Solo Dios conoce las verdaderas intenciones y acciones de la multitud de personas que se consideran “buenas cristianas”. Nosotros únicamente alcanzamos a ver lo externo en ellas, pero solo Dios mira el corazón de cada uno de manera particular; por lo tanto, somos incapaces de juzgarlas.

Solo Dios sabe distinguir entre las multitudes quien tiene un corazón dispuesto para seguir sus enseñanzas…     ¡Nadie más!

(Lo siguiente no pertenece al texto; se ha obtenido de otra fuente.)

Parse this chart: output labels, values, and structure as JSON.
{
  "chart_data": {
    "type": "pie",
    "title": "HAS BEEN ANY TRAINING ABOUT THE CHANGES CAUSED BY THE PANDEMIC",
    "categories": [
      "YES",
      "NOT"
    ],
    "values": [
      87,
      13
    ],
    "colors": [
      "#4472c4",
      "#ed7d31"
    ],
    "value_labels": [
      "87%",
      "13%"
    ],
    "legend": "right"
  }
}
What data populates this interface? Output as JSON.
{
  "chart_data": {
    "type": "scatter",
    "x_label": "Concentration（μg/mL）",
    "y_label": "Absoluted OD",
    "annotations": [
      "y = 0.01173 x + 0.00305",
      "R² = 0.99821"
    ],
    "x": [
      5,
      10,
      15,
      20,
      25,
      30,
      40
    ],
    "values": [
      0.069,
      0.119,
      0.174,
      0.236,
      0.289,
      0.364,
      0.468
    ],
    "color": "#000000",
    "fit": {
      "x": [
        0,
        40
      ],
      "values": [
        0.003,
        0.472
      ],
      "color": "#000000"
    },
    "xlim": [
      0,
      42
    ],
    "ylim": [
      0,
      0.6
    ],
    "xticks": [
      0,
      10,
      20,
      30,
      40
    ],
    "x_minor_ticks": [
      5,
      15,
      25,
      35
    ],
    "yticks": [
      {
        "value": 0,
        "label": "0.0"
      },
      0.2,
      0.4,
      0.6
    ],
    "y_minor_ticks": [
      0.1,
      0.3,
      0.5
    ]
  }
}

Es muy fácil aparentar un “genuino cristianismo” por el hecho de asistir a la iglesia cada semana, por conocer e interpretar versículos bíblicos, por  llevar algún distintivo que nos identifique como seguidores de Cristo; pero solo Dios sabe si eso que aparentamos concuerda con lo que en realidad somos.

SOLO DIOS TE CONOCE.

Solo Dios conoce de manera exacta el verdadero motivo de tus deseos,  intenciones y acciones; su viva presencia en tu interior los examina de continuo.

¡Imposible que te ocultes de Dios!

¡Imposible justificar tus acciones ante él!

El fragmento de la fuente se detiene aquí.